Good afternoon Readers!
Summer is in full swing, and July 4th is quickly approaching. Because of this, I thought that today we would look at what the holiday was like in Perry in years past!
For instance, the parade seems like it used to be much more ornate than what we have now. As you may know, now the parade is mostly a collection of floats, with a people walking around handing out candy to the kids. However, did you know that the Perry High School Marching Band used to participate in the parade? As you can see in the picture, the parade in 1969 included the old Perry High Band. This is quite a bit different then what it is like today. For starters, the uniforms are a lot different: simple black and white instead of the more elaborate blue and white uniforms of today. In addition, the band does not march in the parade anymore. As far as I know, they do not even start practicing until for marching band until August!
Going back another ten years, we discover another event that is missing from today’s 4th of July celebrations. In the second picture, you can see a group of girls who are in a room in the Hotel Pattee. These girls are the candidates, according to our records, for a 4th of July queen! It seems that the residents of Perry used to vote for a queen for the 4th and, I am assuming, a king as well. The girls in this photo are, starting from the left, Judy Hastie, Sheri Mullen, Phyllis Hall, Joyce Neal, and Bonnie Crouch. This fun tradition does not seem to be active anymore, and it makes me wonder why. Did the people of Perry simply stop choosing candidates? Or was the tradition ended for a specific reason? Readers, do you know what happened to this tradition? If you do, please tell us in the comments below!

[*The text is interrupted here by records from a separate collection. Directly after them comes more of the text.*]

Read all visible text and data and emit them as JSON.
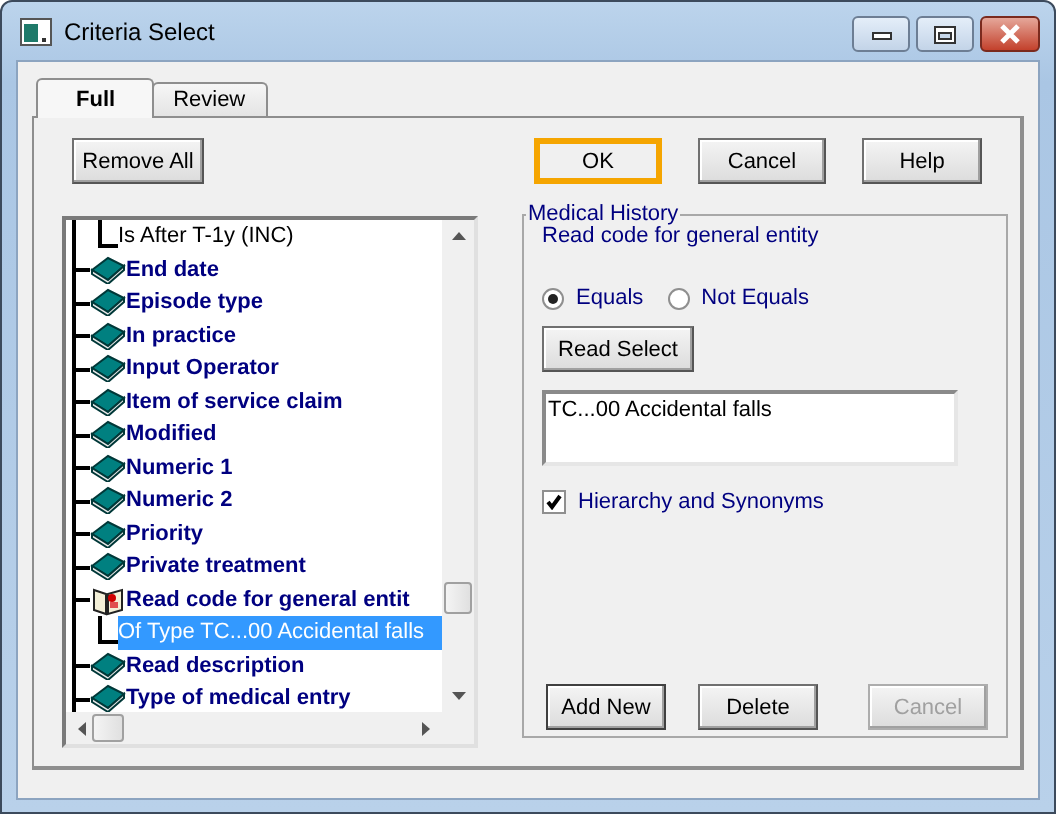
{
  "window": {
    "title": "Criteria Select"
  },
  "tabs": [
    {
      "label": "Full",
      "selected": true
    },
    {
      "label": "Review",
      "selected": false
    }
  ],
  "toolbar": [
    {
      "label": "Remove All",
      "focused": false
    },
    {
      "label": "OK",
      "focused": true
    },
    {
      "label": "Cancel",
      "focused": false
    },
    {
      "label": "Help",
      "focused": false
    }
  ],
  "tree": [
    {
      "kind": "condition",
      "label": "Is After T-1y (INC)",
      "selected": false
    },
    {
      "kind": "criterion",
      "label": "End date",
      "expanded": false,
      "selected": false
    },
    {
      "kind": "criterion",
      "label": "Episode type",
      "expanded": false,
      "selected": false
    },
    {
      "kind": "criterion",
      "label": "In practice",
      "expanded": false,
      "selected": false
    },
    {
      "kind": "criterion",
      "label": "Input Operator",
      "expanded": false,
      "selected": false
    },
    {
      "kind": "criterion",
      "label": "Item of service claim",
      "expanded": false,
      "selected": false
    },
    {
      "kind": "criterion",
      "label": "Modified",
      "expanded": false,
      "selected": false
    },
    {
      "kind": "criterion",
      "label": "Numeric 1",
      "expanded": false,
      "selected": false
    },
    {
      "kind": "criterion",
      "label": "Numeric 2",
      "expanded": false,
      "selected": false
    },
    {
      "kind": "criterion",
      "label": "Priority",
      "expanded": false,
      "selected": false
    },
    {
      "kind": "criterion",
      "label": "Private treatment",
      "expanded": false,
      "selected": false
    },
    {
      "kind": "criterion",
      "label": "Read code for general entit",
      "expanded": true,
      "selected": false,
      "children": [
        {
          "kind": "condition",
          "label": "Of Type TC...00 Accidental falls",
          "selected": true
        }
      ]
    },
    {
      "kind": "criterion",
      "label": "Read description",
      "expanded": false,
      "selected": false
    },
    {
      "kind": "criterion",
      "label": "Type of medical entry",
      "expanded": false,
      "selected": false
    }
  ],
  "group": {
    "title": "Medical History",
    "subtitle": "Read code for general entity",
    "radios": [
      {
        "label": "Equals",
        "selected": true
      },
      {
        "label": "Not Equals",
        "selected": false
      }
    ],
    "read_select_button": "Read Select",
    "codes_field": {
      "value": "TC...00 Accidental falls"
    },
    "checkbox": {
      "label": "Hierarchy and Synonyms",
      "checked": true
    },
    "buttons": [
      {
        "label": "Add New",
        "disabled": false
      },
      {
        "label": "Delete",
        "disabled": false
      },
      {
        "label": "Cancel",
        "disabled": true
      }
    ]
  }
}
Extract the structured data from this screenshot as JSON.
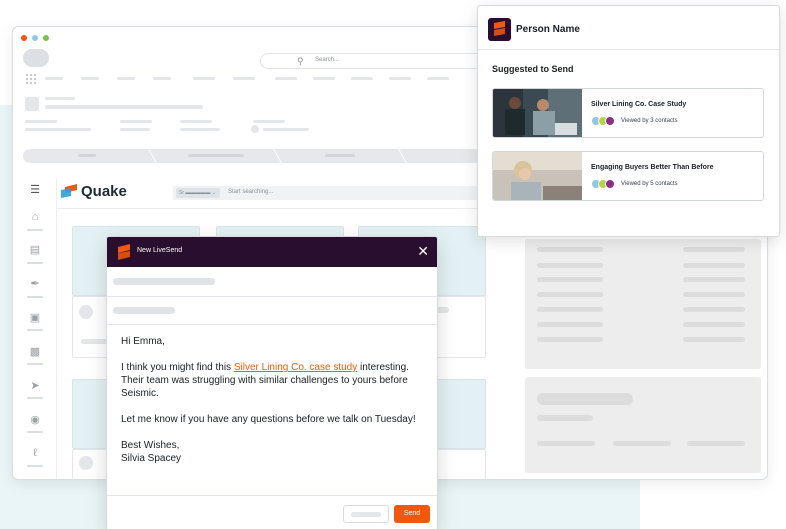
{
  "browser": {
    "search_placeholder": "Search...",
    "traffic_lights": [
      "#f2580c",
      "#8fc8e2",
      "#7ac14a"
    ]
  },
  "app": {
    "logo_text": "Quake",
    "search_filter": "Sr ▬▬▬▬▬ ⌄",
    "search_placeholder": "Start searching..."
  },
  "popup": {
    "title": "Person Name",
    "section_title": "Suggested to Send",
    "items": [
      {
        "name": "Silver Lining Co. Case Study",
        "views": "Viewed by 3 contacts"
      },
      {
        "name": "Engaging Buyers Better Than Before",
        "views": "Viewed by 5 contacts"
      }
    ]
  },
  "compose": {
    "title": "New LiveSend",
    "greeting": "Hi Emma,",
    "para1_before": "I think you might find this ",
    "para1_link": "Silver Lining Co. case study",
    "para1_after": " interesting. Their team was struggling with similar challenges to yours before Seismic.",
    "para2": "Let me know if you have any questions before we talk on Tuesday!",
    "signoff": "Best Wishes,",
    "signature": "Silvia Spacey",
    "send_label": "Send"
  },
  "colors": {
    "brand_dark": "#2a0e2f",
    "brand_orange": "#f2580c",
    "avatar_colors": [
      "#8fc8e2",
      "#b8d24a",
      "#8b2f86"
    ]
  }
}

In fact, if you have any memories of some lost 4th of July tradition, please share them with us, too, and have a good 4th of July weekend!

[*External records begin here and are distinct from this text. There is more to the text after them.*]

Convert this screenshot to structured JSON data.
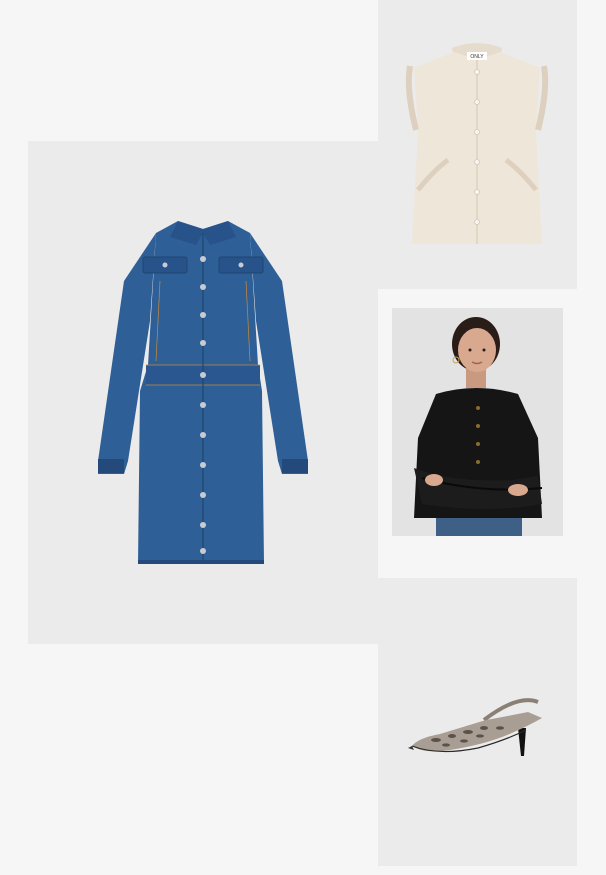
{
  "products": [
    {
      "id": "denim-dress",
      "alt": ""
    },
    {
      "id": "ruffle-vest",
      "alt": "",
      "tag_text": "ONLY"
    },
    {
      "id": "black-cardigan",
      "alt": ""
    },
    {
      "id": "snakeskin-slingback",
      "alt": ""
    }
  ],
  "colors": {
    "page_background": "#f6f6f6",
    "tile_background": "#ebebeb",
    "denim": "#2f5f97",
    "denim_dark": "#234a7a",
    "vest": "#efe6da",
    "cardigan": "#151515",
    "skin": "#d8a98f",
    "shoe_snake": "#a89e93"
  },
  "icons": [
    "denim-dress-image",
    "ruffle-vest-image",
    "model-cardigan-image",
    "slingback-shoe-image"
  ]
}
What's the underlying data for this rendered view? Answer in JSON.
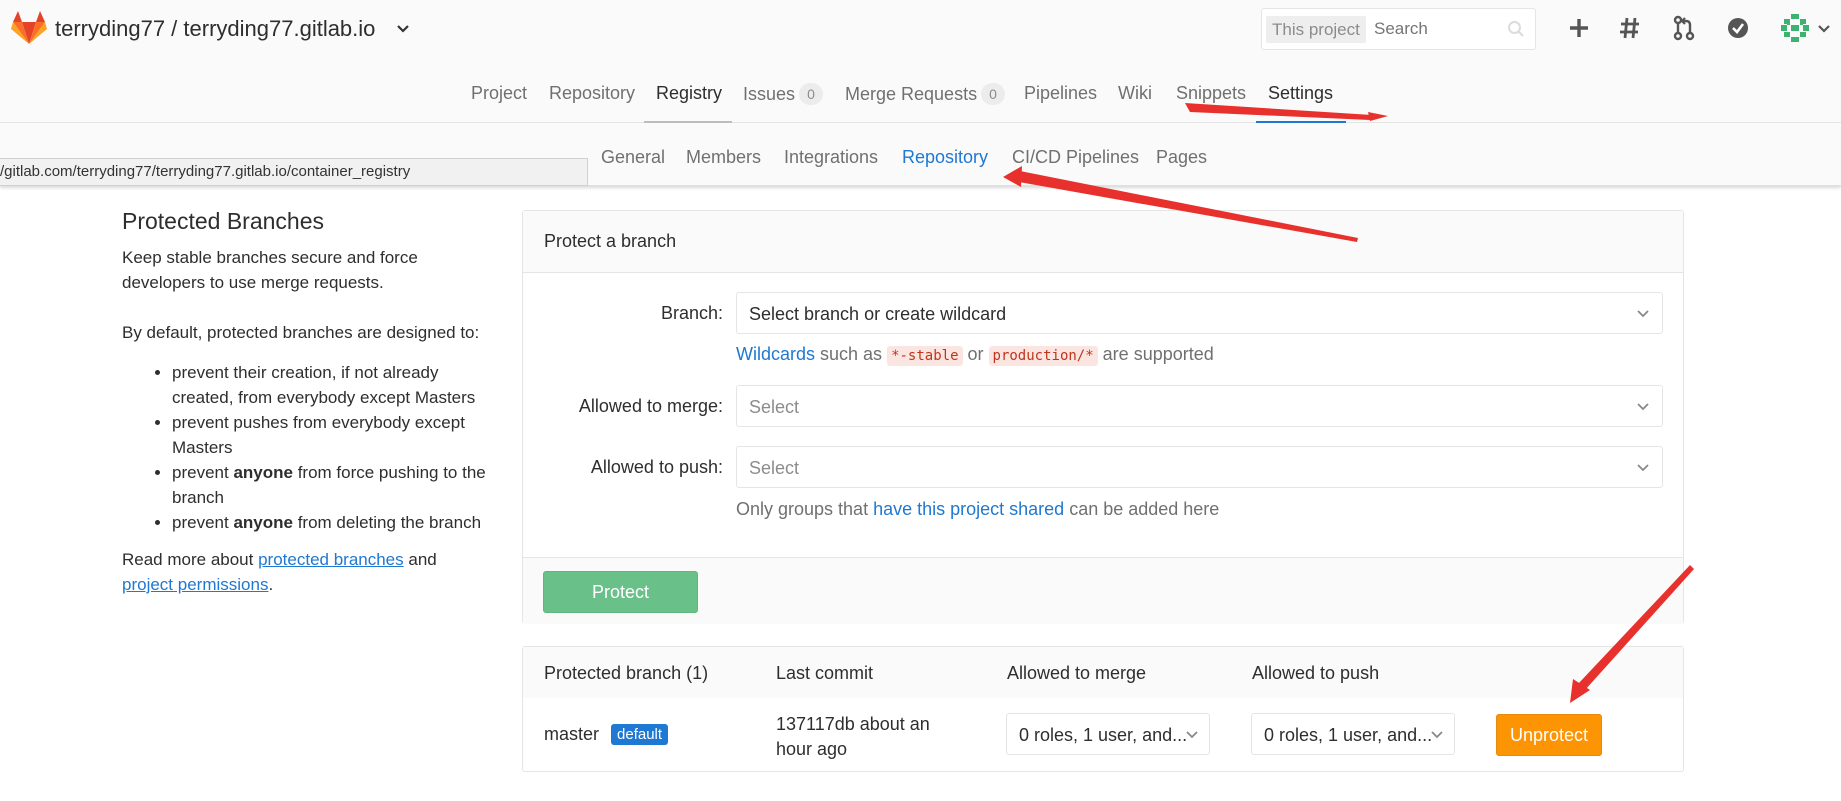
{
  "header": {
    "project_title": "terryding77 / terryding77.gitlab.io",
    "search_scope": "This project",
    "search_placeholder": "Search"
  },
  "main_tabs": [
    {
      "label": "Project"
    },
    {
      "label": "Repository"
    },
    {
      "label": "Registry"
    },
    {
      "label": "Issues",
      "count": "0"
    },
    {
      "label": "Merge Requests",
      "count": "0"
    },
    {
      "label": "Pipelines"
    },
    {
      "label": "Wiki"
    },
    {
      "label": "Snippets"
    },
    {
      "label": "Settings"
    }
  ],
  "sub_tabs": [
    {
      "label": "General"
    },
    {
      "label": "Members"
    },
    {
      "label": "Integrations"
    },
    {
      "label": "Repository"
    },
    {
      "label": "CI/CD Pipelines"
    },
    {
      "label": "Pages"
    }
  ],
  "status_url": "/gitlab.com/terryding77/terryding77.gitlab.io/container_registry",
  "left": {
    "title": "Protected Branches",
    "intro": "Keep stable branches secure and force developers to use merge requests.",
    "default_text": "By default, protected branches are designed to:",
    "bullets": [
      {
        "pre": "prevent their creation, if not already created, from everybody except Masters"
      },
      {
        "pre": "prevent pushes from everybody except Masters"
      },
      {
        "pre": "prevent ",
        "bold": "anyone",
        "post": " from force pushing to the branch"
      },
      {
        "pre": "prevent ",
        "bold": "anyone",
        "post": " from deleting the branch"
      }
    ],
    "read_more_pre": "Read more about ",
    "read_more_link1": "protected branches",
    "read_more_mid": " and",
    "read_more_link2": "project permissions",
    "read_more_post": "."
  },
  "protect_form": {
    "title": "Protect a branch",
    "branch_label": "Branch:",
    "branch_placeholder": "Select branch or create wildcard",
    "wildcards_link": "Wildcards",
    "wildcards_text1": " such as ",
    "wildcard_example1": "*-stable",
    "wildcards_text2": " or ",
    "wildcard_example2": "production/*",
    "wildcards_text3": " are supported",
    "merge_label": "Allowed to merge:",
    "merge_placeholder": "Select",
    "push_label": "Allowed to push:",
    "push_placeholder": "Select",
    "groups_text1": "Only groups that ",
    "groups_link": "have this project shared",
    "groups_text2": " can be added here",
    "protect_button": "Protect"
  },
  "branches_table": {
    "headers": [
      "Protected branch (1)",
      "Last commit",
      "Allowed to merge",
      "Allowed to push"
    ],
    "row": {
      "branch": "master",
      "badge": "default",
      "commit_line1": "137117db about an",
      "commit_line2": "hour ago",
      "merge_roles": "0 roles, 1 user, and...",
      "push_roles": "0 roles, 1 user, and...",
      "unprotect_button": "Unprotect"
    }
  },
  "colors": {
    "link_blue": "#1f78d1",
    "protect_green": "#69c189",
    "unprotect_orange": "#fc9403",
    "annotation_red": "#e8312c"
  }
}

As some of you may know, here at Hometown Heritage we have hundreds of Oral Histories, somewhere around 600. Many of these histories contain stories of life in small town Iowa, but many of them also contain stories about the wars American have been through, from World War II to the present. Some of these stories describe how difficult it is during the war, what it was like to finally come home, and how some people felt the war had changed them. Some, however, contain humorous little stories about people finding a little happiness in dark times. Today, I’d like to share one with you all that I found to be rather entertaining!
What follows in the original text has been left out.